Organizaciones políticas, gremiales, sociales y vecinos autoconvocados participaron este sábado de la denominada “Marcha de la Bronca”, una movilización que tuvo su réplica en distintos puntos del país y que en Santa Rosa reunió reclamos vinculados con la situación económica y social.
La concentración comenzó a las 18 en la Plaza San Martín. Desde allí, los manifestantes avanzaron por la avenida San Martín hasta la rotonda del Centro Cívico, donde se desarrolló parte de la actividad.
Entre los espacios que participaron se encontraban el Frente de Izquierda Unidad, el Comité de Apoyo a Myriam Bregman, Bibliotecas en Lucha y la organización socioambiental Chakra Raíz, entre otras agrupaciones.
Durante la jornada se plantearon reclamos relacionados con la pérdida del poder adquisitivo, los recortes en áreas como salud y educación, el endeudamiento y las dificultades que atraviesan distintos sectores sociales.
Un documento con reclamos
Durante el acto realizado en la plaza se leyó un documento conjunto que contó con la adhesión de ATE La Pampa, ADU, SiTraJ, UTELPa, Corriente Clasista y Combativa, CEPA, La Mayo, la Coordinadora de Jubilados y Pensionados de La Pampa, PTP-PCR, Multisectorial 24 E, Movimiento Pampeano por los Derechos Humanos, Partido Comunista, Centro Pampeano de Estudios Sociales y Políticos, Asociación Pampeana de Escritores, Mujeres por la Solidaridad y Foro Pampeano por el Derecho al Aborto Seguro, Legal y Gratuito.
El texto cuestionó las políticas económicas implementadas durante el gobierno de Javier Milei y sostuvo que provocaron un deterioro en las condiciones de vida de distintos sectores.
Las organizaciones plantearon que, a casi mil días del inicio de la gestión de La Libertad Avanza, las movilizaciones buscan expresar reclamos que, según señalaron, atraviesan a trabajadores registrados y precarizados, jubilados, docentes, estatales, estudiantes, profesionales, productores, comunidades originarias, personas con discapacidad, comerciantes, artistas y científicos.
Reclamos laborales y sociales
El documento también hizo referencia al cierre de empresas y comercios y a la pérdida de puestos de trabajo. Las organizaciones cuestionaron las modificaciones laborales impulsadas por el Gobierno nacional y sostuvieron que favorecen una mayor flexibilización de las relaciones laborales.
Además, señalaron las dificultades económicas que atraviesan trabajadores informales y repartidores, así como pequeños y medianos productores y comunidades originarias, a quienes vincularon con el impacto de las importaciones y los conflictos por la tierra.
Otro de los puntos planteados fue el endeudamiento de las familias para afrontar gastos cotidianos como alimentos, medicamentos y alquileres.
Las organizaciones también expresaron su rechazo a eventuales políticas de seguridad e inteligencia que, según sostuvieron, podrían incrementar las herramientas de control y vigilancia sobre la protesta social.
Reclamos que buscan confluir
Uno de los principales planteos del documento fue la necesidad de coordinar las distintas luchas sectoriales y construir una organización permanente que permita vincular los reclamos.
“Las familias tienen que pagar sus alquileres ahora; los trabajadores necesitan salarios dignos ahora; los jubilados necesitan medicamentos ahora; las universidades necesitan presupuesto ahora”, señalaron.
En ese sentido, sostuvieron que la organización social no debería limitarse a los períodos electorales, sino que debe responder a problemas que, según remarcaron, requieren respuestas inmediatas.
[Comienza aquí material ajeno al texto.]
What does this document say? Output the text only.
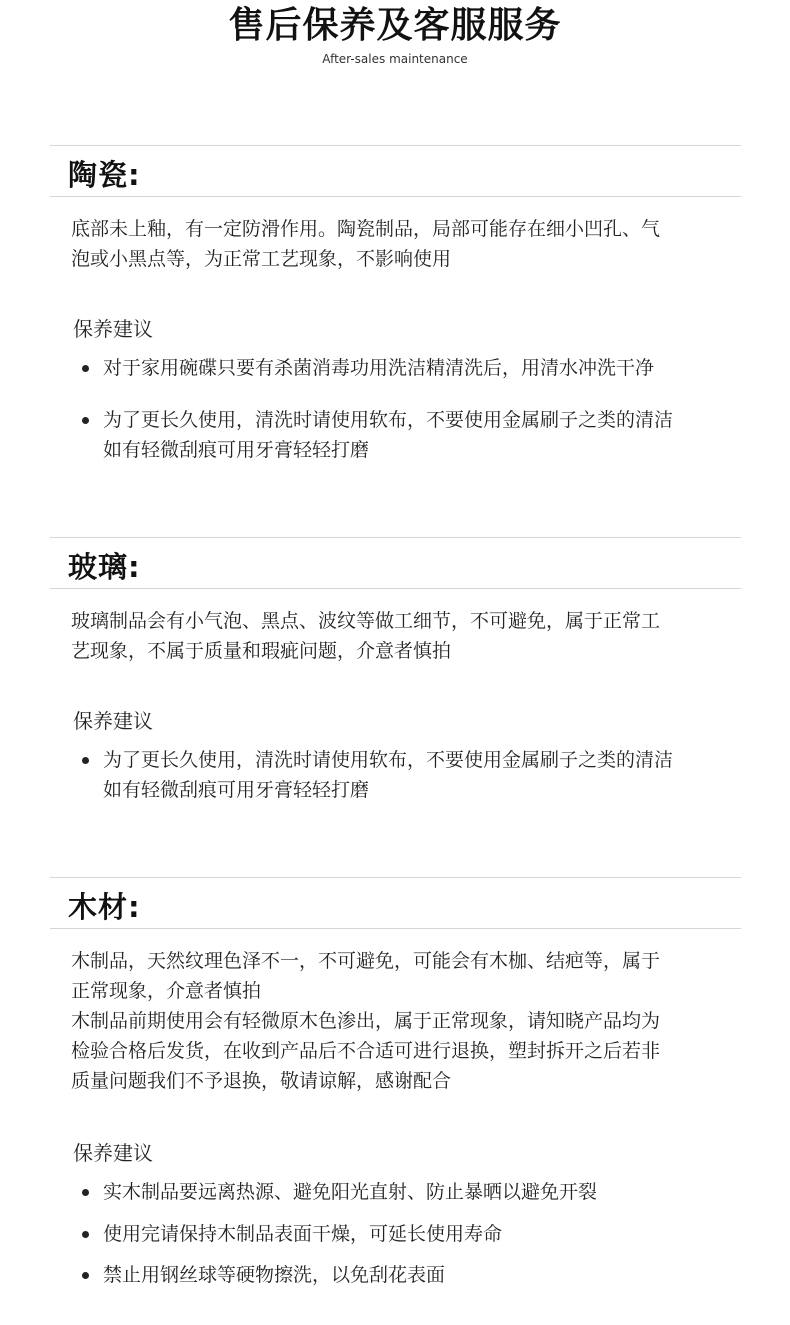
售后保养及客服服务
After-sales maintenance
陶瓷:

底部未上釉，有一定防滑作用。陶瓷制品，局部可能存在细小凹孔、气

泡或小黑点等，为正常工艺现象，不影响使用

保养建议
对于家用碗碟只要有杀菌消毒功用洗洁精清洗后，用清水冲洗干净
为了更长久使用，清洗时请使用软布，不要使用金属刷子之类的清洁
如有轻微刮痕可用牙膏轻轻打磨
玻璃:

玻璃制品会有小气泡、黑点、波纹等做工细节，不可避免，属于正常工

艺现象，不属于质量和瑕疵问题，介意者慎拍

保养建议
为了更长久使用，清洗时请使用软布，不要使用金属刷子之类的清洁
如有轻微刮痕可用牙膏轻轻打磨
木材:

木制品，天然纹理色泽不一，不可避免，可能会有木枷、结疤等，属于

正常现象，介意者慎拍

木制品前期使用会有轻微原木色渗出，属于正常现象，请知晓产品均为

检验合格后发货，在收到产品后不合适可进行退换，塑封拆开之后若非

质量问题我们不予退换，敬请谅解，感谢配合

保养建议
实木制品要远离热源、避免阳光直射、防止暴晒以避免开裂
使用完请保持木制品表面干燥，可延长使用寿命
禁止用钢丝球等硬物擦洗，以免刮花表面
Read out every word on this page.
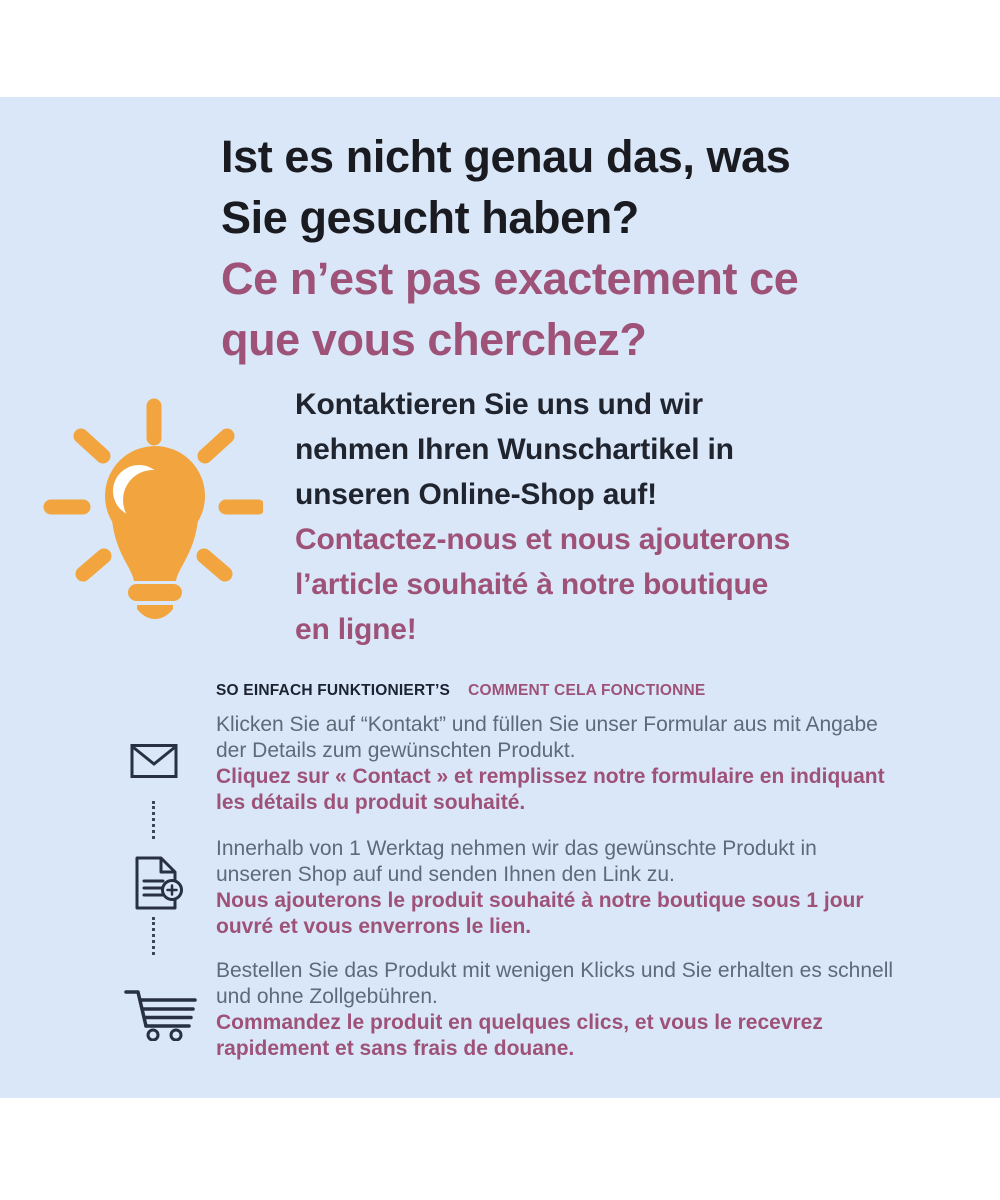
Ist es nicht genau das, was
Sie gesucht haben?
Ce n’est pas exactement ce
que vous cherchez?
Kontaktieren Sie uns und wir
nehmen Ihren Wunschartikel in
unseren Online-Shop auf!
Contactez-nous et nous ajouterons
l’article souhaité à notre boutique
en ligne!
SO EINFACH FUNKTIONIERT’S COMMENT CELA FONCTIONNE
Klicken Sie auf “Kontakt” und füllen Sie unser Formular aus mit Angabe
der Details zum gewünschten Produkt.
Cliquez sur « Contact » et remplissez notre formulaire en indiquant
les détails du produit souhaité.
Innerhalb von 1 Werktag nehmen wir das gewünschte Produkt in
unseren Shop auf und senden Ihnen den Link zu.
Nous ajouterons le produit souhaité à notre boutique sous 1 jour
ouvré et vous enverrons le lien.
Bestellen Sie das Produkt mit wenigen Klicks und Sie erhalten es schnell
und ohne Zollgebühren.
Commandez le produit en quelques clics, et vous le recevrez
rapidement et sans frais de douane.
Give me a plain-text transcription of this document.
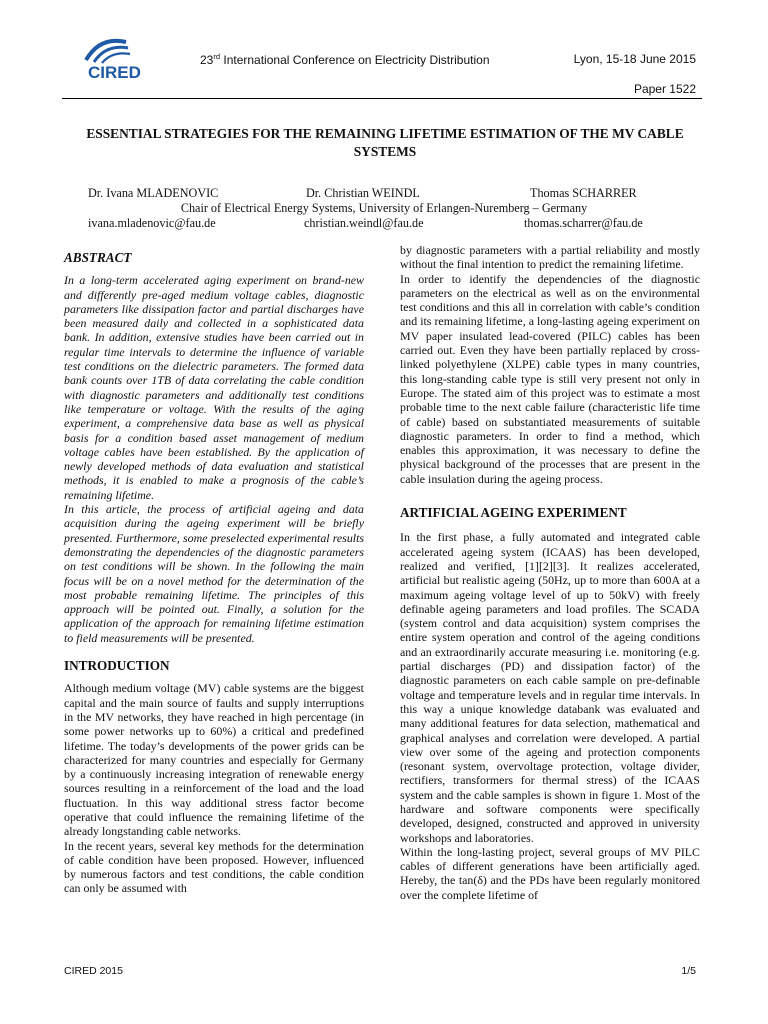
CIRED
23rd International Conference on Electricity Distribution	Lyon, 15-18 June 2015
Paper 1522
ESSENTIAL STRATEGIES FOR THE REMAINING LIFETIME ESTIMATION OF THE MV CABLE SYSTEMS
Dr. Ivana MLADENOVIC	Dr. Christian WEINDL	Thomas SCHARRER
Chair of Electrical Energy Systems, University of Erlangen-Nuremberg – Germany
ivana.mladenovic@fau.de	christian.weindl@fau.de	thomas.scharrer@fau.de
ABSTRACT

In a long-term accelerated aging experiment on brand-new and differently pre-aged medium voltage cables, diagnostic parameters like dissipation factor and partial discharges have been measured daily and collected in a sophisticated data bank. In addition, extensive studies have been carried out in regular time intervals to determine the influence of variable test conditions on the dielectric parameters. The formed data bank counts over 1TB of data correlating the cable condition with diagnostic parameters and additionally test conditions like temperature or voltage. With the results of the aging experiment, a comprehensive data base as well as physical basis for a condition based asset management of medium voltage cables have been established. By the application of newly developed methods of data evaluation and statistical methods, it is enabled to make a prognosis of the cable’s remaining lifetime.

In this article, the process of artificial ageing and data acquisition during the ageing experiment will be briefly presented. Furthermore, some preselected experimental results demonstrating the dependencies of the diagnostic parameters on test conditions will be shown. In the following the main focus will be on a novel method for the determination of the most probable remaining lifetime. The principles of this approach will be pointed out. Finally, a solution for the application of the approach for remaining lifetime estimation to field measurements will be presented.

INTRODUCTION

Although medium voltage (MV) cable systems are the biggest capital and the main source of faults and supply interruptions in the MV networks, they have reached in high percentage (in some power networks up to 60%) a critical and predefined lifetime. The today’s developments of the power grids can be characterized for many countries and especially for Germany by a continuously increasing integration of renewable energy sources resulting in a reinforcement of the load and the load fluctuation. In this way additional stress factor become operative that could influence the remaining lifetime of the already longstanding cable networks.

In the recent years, several key methods for the determination of cable condition have been proposed. However, influenced by numerous factors and test conditions, the cable condition can only be assumed with

by diagnostic parameters with a partial reliability and mostly without the final intention to predict the remaining lifetime.

In order to identify the dependencies of the diagnostic parameters on the electrical as well as on the environmental test conditions and this all in correlation with cable’s condition and its remaining lifetime, a long-lasting ageing experiment on MV paper insulated lead-covered (PILC) cables has been carried out. Even they have been partially replaced by cross-linked polyethylene (XLPE) cable types in many countries, this long-standing cable type is still very present not only in Europe. The stated aim of this project was to estimate a most probable time to the next cable failure (characteristic life time of cable) based on substantiated measurements of suitable diagnostic parameters. In order to find a method, which enables this approximation, it was necessary to define the physical background of the processes that are present in the cable insulation during the ageing process.

ARTIFICIAL AGEING EXPERIMENT

In the first phase, a fully automated and integrated cable accelerated ageing system (ICAAS) has been developed, realized and verified, [1][2][3]. It realizes accelerated, artificial but realistic ageing (50Hz, up to more than 600A at a maximum ageing voltage level of up to 50kV) with freely definable ageing parameters and load profiles. The SCADA (system control and data acquisition) system comprises the entire system operation and control of the ageing conditions and an extraordinarily accurate measuring i.e. monitoring (e.g. partial discharges (PD) and dissipation factor) of the diagnostic parameters on each cable sample on pre-definable voltage and temperature levels and in regular time intervals. In this way a unique knowledge databank was evaluated and many additional features for data selection, mathematical and graphical analyses and correlation were developed. A partial view over some of the ageing and protection components (resonant system, overvoltage protection, voltage divider, rectifiers, transformers for thermal stress) of the ICAAS system and the cable samples is shown in figure 1. Most of the hardware and software components were specifically developed, designed, constructed and approved in university workshops and laboratories.

Within the long-lasting project, several groups of MV PILC cables of different generations have been artificially aged. Hereby, the tan(δ) and the PDs have been regularly monitored over the complete lifetime of

CIRED 2015	1/5
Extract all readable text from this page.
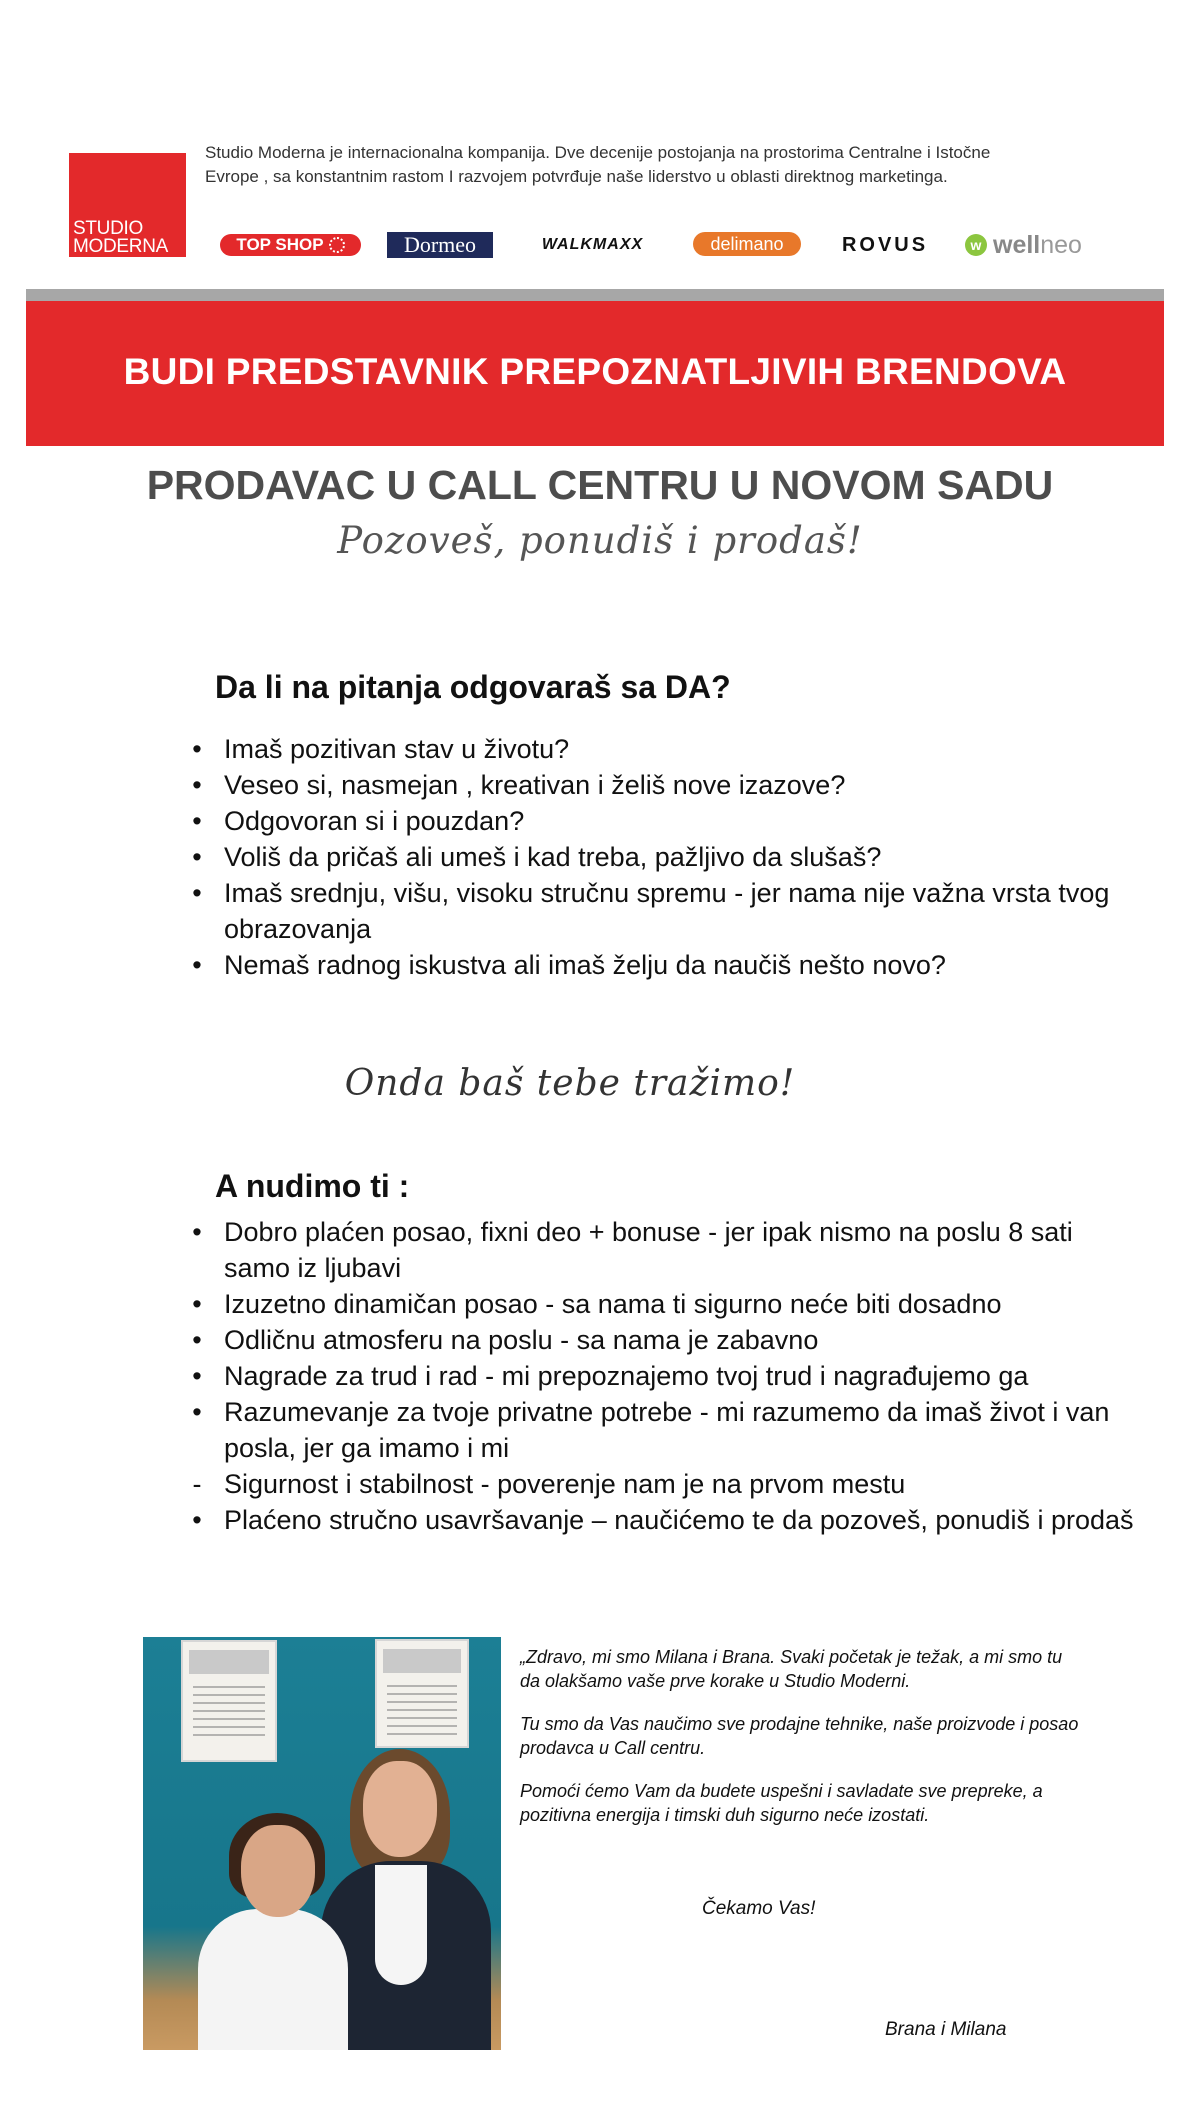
STUDIO
MODERNA
Studio Moderna je internacionalna kompanija. Dve decenije postojanja na prostorima Centralne i Istočne
Evrope , sa konstantnim rastom I razvojem potvrđuje naše liderstvo u oblasti direktnog marketinga.
TOP SHOP	Dormeo	WALKMAXX	delimano	ROVUS	w well neo
BUDI PREDSTAVNIK PREPOZNATLJIVIH BRENDOVA
PRODAVAC U CALL CENTRU U NOVOM SADU
Pozoveš, ponudiš i prodaš!
Da li na pitanja odgovaraš sa DA?
• Imaš pozitivan stav u životu?
• Veseo si, nasmejan , kreativan i želiš nove izazove?
• Odgovoran si i pouzdan?
• Voliš da pričaš ali umeš i kad treba, pažljivo da slušaš?
• Imaš srednju, višu, visoku stručnu spremu - jer nama nije važna vrsta tvog obrazovanja
• Nemaš radnog iskustva ali imaš želju da naučiš nešto novo?
Onda baš tebe tražimo!
A nudimo ti :
• Dobro plaćen posao, fixni deo + bonuse - jer ipak nismo na poslu 8 sati samo iz ljubavi
• Izuzetno dinamičan posao - sa nama ti sigurno neće biti dosadno
• Odličnu atmosferu na poslu - sa nama je zabavno
• Nagrade za trud i rad - mi prepoznajemo tvoj trud i nagrađujemo ga
• Razumevanje za tvoje privatne potrebe - mi razumemo da imaš život i van posla, jer ga imamo i mi
- Sigurnost i stabilnost - poverenje nam je na prvom mestu
• Plaćeno stručno usavršavanje – naučićemo te da pozoveš, ponudiš i prodaš

„Zdravo, mi smo Milana i Brana. Svaki početak je težak, a mi smo tu da olakšamo vaše prve korake u Studio Moderni.

Tu smo da Vas naučimo sve prodajne tehnike, naše proizvode i posao prodavca u Call centru.

Pomoći ćemo Vam da budete uspešni i savladate sve prepreke, a pozitivna energija i timski duh sigurno neće izostati.

Čekamo Vas!
Brana i Milana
La convocatoria también fue presentada como un espacio para reunir reclamos provenientes de barrios, lugares de trabajo, universidades, escuelas, hospitales y distintos territorios.
Un llamado a la unidad
Hacia el cierre, el documento planteó que frente a un escenario que las organizaciones consideran integral, la respuesta también debe serlo, con articulación entre los distintos sectores.
Los manifestantes reclamaron por salarios, empleo, jubilaciones, educación y salud públicas, financiamiento universitario, producción nacional y el mantenimiento de derechos sociales.
La jornada concluyó con un llamado a transformar los reclamos expresados durante la movilización en espacios de organización y coordinación entre los distintos sectores participantes.